I work in a hospital serving an immediate community of about 60,000 with a drawing area from smaller towns of about 150,000. We are situated about 30-40 minutes from a larger population center, with multiple hospitals. Unfortunately, there is a pervasive belief among our population that the larger city has better doctors. I am here to tell you that that is false. The only real advantage to larger hospitals is more services available. A larger hospital allows mediocre physicians to do fairly well, simply because they can consult additional physicians from a larger pool of specialties to cover their ass. Yet the myth remains.

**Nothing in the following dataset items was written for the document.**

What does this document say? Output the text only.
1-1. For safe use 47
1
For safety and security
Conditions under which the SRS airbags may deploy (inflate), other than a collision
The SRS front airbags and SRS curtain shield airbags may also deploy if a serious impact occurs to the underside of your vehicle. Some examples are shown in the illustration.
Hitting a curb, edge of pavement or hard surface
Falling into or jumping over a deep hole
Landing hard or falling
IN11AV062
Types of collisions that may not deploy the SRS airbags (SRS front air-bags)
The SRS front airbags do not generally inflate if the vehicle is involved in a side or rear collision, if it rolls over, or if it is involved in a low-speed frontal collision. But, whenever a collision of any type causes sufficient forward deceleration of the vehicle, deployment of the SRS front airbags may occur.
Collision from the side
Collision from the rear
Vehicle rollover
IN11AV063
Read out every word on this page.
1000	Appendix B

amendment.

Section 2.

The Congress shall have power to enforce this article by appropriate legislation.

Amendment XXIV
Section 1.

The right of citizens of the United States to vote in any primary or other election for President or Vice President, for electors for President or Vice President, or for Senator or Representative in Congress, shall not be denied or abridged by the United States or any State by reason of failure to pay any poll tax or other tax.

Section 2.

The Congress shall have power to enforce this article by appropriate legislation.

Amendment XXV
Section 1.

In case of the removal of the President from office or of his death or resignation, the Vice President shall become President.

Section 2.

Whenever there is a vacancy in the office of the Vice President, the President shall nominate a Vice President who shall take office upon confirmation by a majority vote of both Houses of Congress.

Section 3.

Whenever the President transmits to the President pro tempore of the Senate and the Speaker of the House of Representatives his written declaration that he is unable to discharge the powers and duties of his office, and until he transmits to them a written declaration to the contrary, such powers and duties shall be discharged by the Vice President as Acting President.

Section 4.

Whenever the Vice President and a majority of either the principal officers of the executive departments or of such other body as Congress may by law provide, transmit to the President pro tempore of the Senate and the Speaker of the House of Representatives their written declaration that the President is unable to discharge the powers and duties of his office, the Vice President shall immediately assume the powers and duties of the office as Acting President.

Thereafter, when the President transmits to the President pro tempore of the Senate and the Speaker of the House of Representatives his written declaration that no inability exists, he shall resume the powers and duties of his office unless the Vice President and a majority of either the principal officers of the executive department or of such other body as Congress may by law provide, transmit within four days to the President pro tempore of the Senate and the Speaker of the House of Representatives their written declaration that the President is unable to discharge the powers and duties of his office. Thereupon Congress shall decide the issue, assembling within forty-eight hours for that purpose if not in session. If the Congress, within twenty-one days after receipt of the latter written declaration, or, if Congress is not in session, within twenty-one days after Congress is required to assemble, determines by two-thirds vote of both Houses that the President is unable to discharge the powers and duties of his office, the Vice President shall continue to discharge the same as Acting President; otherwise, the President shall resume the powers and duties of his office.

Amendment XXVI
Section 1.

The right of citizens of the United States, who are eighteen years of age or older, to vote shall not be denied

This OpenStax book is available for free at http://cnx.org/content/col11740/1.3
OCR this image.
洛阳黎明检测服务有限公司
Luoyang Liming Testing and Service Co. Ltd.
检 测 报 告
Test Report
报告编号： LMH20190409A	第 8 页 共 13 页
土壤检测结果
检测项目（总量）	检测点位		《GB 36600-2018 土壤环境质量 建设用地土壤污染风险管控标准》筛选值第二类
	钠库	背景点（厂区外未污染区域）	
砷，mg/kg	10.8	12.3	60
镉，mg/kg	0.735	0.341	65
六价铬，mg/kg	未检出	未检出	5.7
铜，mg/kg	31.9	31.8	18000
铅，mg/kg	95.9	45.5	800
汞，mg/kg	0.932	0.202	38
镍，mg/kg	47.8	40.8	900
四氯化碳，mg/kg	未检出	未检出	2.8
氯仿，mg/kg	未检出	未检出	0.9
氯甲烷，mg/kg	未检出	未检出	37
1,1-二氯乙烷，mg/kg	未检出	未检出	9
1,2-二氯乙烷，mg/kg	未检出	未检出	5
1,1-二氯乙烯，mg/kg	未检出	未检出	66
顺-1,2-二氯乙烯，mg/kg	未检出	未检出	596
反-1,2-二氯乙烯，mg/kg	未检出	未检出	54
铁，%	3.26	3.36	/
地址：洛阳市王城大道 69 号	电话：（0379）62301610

A major cause of transfers is family unhappiness with their current care. Quite often, the family (wrongly) believes that we are doing something wrong because the patient is not getting better fast enough for their liking. These people have watched too much TV, for the most part. Most of getting better in a hospital is simply waiting for the medicines we have given them to work. It takes time and people nowadays are used to immediate gratification. We will try and accommodate them, within reason, by calling other hospitals and seeing if they will take the patient, but if we are doing everything correctly and there is nothing more to be offered from the transfer, they are under no obligation to accept.
Nurse: "The family in bed 13 are wanting a transfer to Big Hospital."
Me: "I have already talked to Big Hospital twice about that. They told me we are doing everything they would and they wouldn't accept."
Nurse: "They're insistent."
Me: "Tell them to call Big Hospital then and get a physician to accept. I'm done trying to arrange that."
*few hours later*
Nurse: "Ok, the family found someone to accept."
Me: "What is the physician's name?"
Nurse: "Dr. Challenged."
Me: *laugh*
Nurse: "Why is that funny?"
Me: "Because we fired that guy from here for incompetence."
#goodluck
1 comment:
That's just plain awesome. Good for you!